The extreme temperature changes—and the repeated shift back and forth between a very cold dry environment to a warmer one with more humidity—can cause challenges for humans and equipment alike.

“Having extreme temperature changes in very, very short periods of time is hard on the body and hard on equipment so you have to be very cognizant of that,” Nunn says.

Over the decades, ice can also degrade. The samples are sealed in plastic bags in the tubes to guard against sublimation, which is the process of dry air pulling water molecules off the ice—the same principle that makes ice cubes stored in a freezer for too long disappear. Even when carefully stored, after many decades in storage, samples may not provide as much information as fresh samples would for things like gas analysis. Another factor that makes working with ice cores challenging is the physical fragility of the cores. These cylinders of ice can be fragile, making the irreplaceable ice cores even more of a challenge to work with.

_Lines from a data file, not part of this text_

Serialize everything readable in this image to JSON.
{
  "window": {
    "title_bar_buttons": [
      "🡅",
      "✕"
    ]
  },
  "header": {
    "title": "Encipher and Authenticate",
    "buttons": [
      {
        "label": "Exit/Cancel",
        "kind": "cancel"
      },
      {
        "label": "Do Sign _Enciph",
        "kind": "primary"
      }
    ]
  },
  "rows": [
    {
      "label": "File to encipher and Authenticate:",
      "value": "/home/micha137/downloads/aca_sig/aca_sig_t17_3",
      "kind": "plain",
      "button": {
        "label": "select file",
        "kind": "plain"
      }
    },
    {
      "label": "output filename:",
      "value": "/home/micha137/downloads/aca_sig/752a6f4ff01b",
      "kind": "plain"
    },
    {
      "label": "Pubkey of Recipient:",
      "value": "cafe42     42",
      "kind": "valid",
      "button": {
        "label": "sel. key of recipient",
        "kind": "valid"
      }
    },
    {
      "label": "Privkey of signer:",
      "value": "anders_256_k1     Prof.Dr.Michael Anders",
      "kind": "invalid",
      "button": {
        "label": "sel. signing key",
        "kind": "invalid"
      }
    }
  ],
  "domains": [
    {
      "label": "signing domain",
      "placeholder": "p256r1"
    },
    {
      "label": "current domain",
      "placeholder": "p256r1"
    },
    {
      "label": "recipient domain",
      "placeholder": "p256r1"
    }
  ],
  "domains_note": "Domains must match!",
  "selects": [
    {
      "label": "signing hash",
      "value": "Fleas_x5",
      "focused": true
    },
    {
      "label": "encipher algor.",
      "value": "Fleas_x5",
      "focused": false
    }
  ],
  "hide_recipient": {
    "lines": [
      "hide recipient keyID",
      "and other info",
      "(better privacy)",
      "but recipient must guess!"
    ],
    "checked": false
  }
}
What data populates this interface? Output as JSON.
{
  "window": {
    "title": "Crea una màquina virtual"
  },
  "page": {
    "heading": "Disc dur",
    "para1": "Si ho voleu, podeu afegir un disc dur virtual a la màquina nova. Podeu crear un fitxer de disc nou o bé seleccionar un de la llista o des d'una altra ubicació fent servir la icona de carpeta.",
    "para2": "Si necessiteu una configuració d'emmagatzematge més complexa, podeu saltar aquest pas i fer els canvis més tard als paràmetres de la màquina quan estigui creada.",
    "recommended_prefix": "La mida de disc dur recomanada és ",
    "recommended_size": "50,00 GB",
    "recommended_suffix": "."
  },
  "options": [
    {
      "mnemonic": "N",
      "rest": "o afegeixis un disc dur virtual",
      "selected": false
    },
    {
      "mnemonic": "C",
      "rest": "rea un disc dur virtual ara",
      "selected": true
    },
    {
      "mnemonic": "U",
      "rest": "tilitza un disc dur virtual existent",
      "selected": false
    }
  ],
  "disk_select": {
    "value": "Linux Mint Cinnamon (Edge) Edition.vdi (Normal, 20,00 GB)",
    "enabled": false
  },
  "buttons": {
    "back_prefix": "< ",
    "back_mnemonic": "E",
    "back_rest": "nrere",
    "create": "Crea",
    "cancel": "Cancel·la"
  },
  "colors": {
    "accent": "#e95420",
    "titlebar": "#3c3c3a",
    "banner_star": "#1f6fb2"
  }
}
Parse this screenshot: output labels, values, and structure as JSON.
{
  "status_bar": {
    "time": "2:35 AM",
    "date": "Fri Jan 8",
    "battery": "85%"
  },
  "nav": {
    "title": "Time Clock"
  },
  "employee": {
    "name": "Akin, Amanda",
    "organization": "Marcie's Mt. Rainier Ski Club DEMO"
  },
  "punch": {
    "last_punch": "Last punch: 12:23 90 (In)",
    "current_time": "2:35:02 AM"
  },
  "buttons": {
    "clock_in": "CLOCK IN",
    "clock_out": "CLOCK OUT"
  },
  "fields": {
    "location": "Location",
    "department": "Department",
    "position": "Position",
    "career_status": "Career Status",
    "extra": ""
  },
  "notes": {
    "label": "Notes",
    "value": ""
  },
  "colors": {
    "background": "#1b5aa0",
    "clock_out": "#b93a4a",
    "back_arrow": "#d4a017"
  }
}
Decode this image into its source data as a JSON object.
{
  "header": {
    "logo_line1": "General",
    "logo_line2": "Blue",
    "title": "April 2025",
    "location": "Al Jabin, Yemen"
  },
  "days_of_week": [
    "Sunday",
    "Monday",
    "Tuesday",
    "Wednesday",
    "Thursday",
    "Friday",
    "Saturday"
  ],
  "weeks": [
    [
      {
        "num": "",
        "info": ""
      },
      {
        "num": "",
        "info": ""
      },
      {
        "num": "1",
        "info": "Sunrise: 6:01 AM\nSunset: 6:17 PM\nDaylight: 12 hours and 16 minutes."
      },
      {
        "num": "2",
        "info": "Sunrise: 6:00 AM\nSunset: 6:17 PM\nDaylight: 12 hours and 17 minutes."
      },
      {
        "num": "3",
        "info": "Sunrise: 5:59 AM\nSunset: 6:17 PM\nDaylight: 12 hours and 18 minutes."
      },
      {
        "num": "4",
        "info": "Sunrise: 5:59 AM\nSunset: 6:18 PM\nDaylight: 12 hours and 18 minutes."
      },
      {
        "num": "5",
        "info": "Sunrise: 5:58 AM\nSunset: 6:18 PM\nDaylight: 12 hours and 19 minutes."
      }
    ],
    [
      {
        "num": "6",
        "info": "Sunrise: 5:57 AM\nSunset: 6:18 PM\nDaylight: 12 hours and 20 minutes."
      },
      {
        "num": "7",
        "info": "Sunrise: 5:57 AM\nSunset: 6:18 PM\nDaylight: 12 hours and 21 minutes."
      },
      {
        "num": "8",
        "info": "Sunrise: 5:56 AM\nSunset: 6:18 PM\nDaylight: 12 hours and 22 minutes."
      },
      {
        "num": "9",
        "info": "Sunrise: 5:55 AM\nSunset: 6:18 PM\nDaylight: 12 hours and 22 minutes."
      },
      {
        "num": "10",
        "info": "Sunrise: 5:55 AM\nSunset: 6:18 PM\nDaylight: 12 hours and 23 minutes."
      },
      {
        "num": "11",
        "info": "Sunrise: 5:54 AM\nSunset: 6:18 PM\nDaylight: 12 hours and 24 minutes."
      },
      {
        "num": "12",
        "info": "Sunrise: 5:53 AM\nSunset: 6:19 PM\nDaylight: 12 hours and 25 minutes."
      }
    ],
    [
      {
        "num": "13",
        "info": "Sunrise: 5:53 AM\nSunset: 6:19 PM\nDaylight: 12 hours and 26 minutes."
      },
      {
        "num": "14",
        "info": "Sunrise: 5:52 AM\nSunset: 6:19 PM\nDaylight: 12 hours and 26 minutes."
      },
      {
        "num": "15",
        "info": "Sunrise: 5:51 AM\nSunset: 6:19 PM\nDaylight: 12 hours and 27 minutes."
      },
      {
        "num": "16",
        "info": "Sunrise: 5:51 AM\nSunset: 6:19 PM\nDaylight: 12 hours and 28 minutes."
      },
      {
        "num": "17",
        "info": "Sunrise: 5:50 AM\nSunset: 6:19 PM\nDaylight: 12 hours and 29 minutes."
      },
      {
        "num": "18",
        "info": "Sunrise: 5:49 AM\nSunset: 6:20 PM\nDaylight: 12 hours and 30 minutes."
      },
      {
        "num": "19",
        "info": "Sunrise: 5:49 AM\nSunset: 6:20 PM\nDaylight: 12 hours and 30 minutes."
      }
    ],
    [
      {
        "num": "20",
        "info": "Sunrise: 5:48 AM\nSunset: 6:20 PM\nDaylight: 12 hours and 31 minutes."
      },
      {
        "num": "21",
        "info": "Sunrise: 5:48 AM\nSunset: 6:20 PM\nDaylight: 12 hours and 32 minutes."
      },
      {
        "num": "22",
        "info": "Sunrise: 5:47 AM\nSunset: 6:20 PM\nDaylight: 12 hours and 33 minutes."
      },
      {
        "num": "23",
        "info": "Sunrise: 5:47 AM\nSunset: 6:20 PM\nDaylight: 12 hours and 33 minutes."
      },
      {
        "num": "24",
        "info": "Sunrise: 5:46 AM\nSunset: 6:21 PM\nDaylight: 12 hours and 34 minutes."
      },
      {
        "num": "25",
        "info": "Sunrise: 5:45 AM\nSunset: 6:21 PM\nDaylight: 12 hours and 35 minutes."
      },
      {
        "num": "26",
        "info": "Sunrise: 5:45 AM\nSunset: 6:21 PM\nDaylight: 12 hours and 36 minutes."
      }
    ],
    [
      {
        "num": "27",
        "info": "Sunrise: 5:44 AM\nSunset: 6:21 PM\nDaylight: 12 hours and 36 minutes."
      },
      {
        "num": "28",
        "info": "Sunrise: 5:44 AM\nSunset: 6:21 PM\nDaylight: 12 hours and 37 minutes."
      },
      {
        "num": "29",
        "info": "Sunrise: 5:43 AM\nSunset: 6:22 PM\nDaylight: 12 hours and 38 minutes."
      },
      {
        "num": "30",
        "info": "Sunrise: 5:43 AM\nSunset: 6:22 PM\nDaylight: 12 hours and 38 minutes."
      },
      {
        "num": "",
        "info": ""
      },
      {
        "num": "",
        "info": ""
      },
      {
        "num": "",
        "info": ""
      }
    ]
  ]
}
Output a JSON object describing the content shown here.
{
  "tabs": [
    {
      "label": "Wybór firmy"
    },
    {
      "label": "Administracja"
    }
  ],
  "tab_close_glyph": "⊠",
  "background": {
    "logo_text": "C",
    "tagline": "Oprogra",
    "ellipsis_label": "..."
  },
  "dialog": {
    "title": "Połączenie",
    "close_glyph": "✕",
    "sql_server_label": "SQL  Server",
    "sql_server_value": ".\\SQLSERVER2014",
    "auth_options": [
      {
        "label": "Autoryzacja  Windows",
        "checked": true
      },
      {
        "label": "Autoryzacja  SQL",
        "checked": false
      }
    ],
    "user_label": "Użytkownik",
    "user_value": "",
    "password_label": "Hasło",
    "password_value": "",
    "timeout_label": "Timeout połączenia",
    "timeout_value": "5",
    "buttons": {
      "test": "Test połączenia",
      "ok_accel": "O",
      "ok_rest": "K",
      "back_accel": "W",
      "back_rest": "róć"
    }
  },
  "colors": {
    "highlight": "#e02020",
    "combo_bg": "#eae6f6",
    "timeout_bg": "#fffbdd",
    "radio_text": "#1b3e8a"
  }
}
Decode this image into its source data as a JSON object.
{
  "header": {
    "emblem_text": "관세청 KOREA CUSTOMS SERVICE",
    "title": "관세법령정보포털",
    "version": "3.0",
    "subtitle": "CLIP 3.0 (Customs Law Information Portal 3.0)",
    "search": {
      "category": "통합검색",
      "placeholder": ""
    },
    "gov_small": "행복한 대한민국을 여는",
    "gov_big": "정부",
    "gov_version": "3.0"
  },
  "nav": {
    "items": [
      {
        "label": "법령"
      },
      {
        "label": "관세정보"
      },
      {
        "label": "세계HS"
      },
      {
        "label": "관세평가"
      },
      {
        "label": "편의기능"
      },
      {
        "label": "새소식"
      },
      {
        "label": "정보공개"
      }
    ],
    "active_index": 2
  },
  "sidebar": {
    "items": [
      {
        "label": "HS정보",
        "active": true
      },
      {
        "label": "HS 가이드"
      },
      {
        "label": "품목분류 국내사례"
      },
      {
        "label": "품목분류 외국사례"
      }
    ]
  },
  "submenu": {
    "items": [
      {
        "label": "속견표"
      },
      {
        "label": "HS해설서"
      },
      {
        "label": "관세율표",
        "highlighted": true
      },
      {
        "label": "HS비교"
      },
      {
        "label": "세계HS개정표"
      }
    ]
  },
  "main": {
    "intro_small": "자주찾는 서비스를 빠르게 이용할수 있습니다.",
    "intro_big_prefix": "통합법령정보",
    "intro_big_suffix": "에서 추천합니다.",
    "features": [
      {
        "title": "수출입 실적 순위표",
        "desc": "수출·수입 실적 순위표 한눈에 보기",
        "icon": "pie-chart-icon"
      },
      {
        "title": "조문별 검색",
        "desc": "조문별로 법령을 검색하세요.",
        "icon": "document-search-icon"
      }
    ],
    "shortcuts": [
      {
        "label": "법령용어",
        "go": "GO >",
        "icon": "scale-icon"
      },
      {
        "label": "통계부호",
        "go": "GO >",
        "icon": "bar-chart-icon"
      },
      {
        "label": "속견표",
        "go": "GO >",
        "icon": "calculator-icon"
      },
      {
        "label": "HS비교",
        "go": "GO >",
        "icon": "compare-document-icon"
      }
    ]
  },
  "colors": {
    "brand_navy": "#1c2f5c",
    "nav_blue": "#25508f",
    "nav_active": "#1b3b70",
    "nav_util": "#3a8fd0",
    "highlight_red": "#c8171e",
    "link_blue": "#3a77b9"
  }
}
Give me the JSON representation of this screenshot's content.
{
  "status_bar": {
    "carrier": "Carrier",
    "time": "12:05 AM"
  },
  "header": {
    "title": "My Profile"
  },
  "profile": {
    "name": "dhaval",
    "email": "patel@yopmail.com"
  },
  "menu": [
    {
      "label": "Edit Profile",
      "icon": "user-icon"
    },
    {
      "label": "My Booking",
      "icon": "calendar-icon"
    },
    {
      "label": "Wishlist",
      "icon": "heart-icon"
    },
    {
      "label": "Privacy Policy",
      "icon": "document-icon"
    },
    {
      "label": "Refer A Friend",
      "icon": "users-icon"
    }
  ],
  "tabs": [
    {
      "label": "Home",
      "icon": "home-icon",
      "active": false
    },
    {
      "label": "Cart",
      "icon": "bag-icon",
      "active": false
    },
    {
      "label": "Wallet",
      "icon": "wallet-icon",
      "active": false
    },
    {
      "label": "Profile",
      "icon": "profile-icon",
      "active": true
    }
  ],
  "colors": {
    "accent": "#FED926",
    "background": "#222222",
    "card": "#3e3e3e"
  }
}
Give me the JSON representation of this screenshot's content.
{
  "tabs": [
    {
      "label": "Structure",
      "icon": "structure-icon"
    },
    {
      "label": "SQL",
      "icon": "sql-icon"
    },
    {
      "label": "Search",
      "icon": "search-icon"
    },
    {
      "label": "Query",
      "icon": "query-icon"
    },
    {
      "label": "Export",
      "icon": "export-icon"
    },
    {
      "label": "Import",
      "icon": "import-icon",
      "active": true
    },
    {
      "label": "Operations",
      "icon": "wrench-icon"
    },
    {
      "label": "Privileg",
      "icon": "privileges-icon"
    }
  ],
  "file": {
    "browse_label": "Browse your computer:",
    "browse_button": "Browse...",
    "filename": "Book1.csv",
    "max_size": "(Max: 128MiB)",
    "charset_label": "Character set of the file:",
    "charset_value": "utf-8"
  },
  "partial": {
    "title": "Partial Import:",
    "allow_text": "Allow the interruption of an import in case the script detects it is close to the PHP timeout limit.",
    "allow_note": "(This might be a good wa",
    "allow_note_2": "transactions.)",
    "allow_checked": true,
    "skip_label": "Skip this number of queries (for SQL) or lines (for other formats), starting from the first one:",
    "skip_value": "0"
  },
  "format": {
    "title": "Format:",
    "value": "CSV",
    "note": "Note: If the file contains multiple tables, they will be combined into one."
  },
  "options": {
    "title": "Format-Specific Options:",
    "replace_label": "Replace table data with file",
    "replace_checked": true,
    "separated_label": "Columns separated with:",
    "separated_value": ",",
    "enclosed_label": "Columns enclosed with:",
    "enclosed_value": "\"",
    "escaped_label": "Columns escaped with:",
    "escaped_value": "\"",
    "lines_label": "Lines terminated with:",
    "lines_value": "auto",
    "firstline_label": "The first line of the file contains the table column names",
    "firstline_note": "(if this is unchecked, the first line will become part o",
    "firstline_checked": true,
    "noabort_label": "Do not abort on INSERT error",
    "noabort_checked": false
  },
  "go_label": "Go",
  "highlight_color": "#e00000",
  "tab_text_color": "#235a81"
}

“The ice itself can be challenging to work with,” Nunn says. “In a perfect world, every ice core would come up and it'd be this nice intact cylinder of ice that we can measure and then slice into its pieces. But it's ice. It breaks, and so dealing with broken ice or brittle ice and still being able to get proper samples out of it so the science can be done and not compromised is one of the bigger challenges to the job. But we have been doing it for a very long time and we've learned a lot from past mistakes… Probably the most important part about what we do in the ice core facility is making sure that the integrity of the ice and the samples is maintained so that the science that’s being done is correct.”

While working with ancient ice can be challenging at times, the knowledge gained makes it incredibly rewarding. It also helps people learn more about the past, which is vital to prepare for the future in a warming world.

“All of the information that we get from ice cores really shows the reality of climate change, and specifically what humans are doing to accelerate warming,” Nunn says. “When you understand the actual science behind it, it's pretty irrefutable this is what's happening… The evidence is in the ice cores.”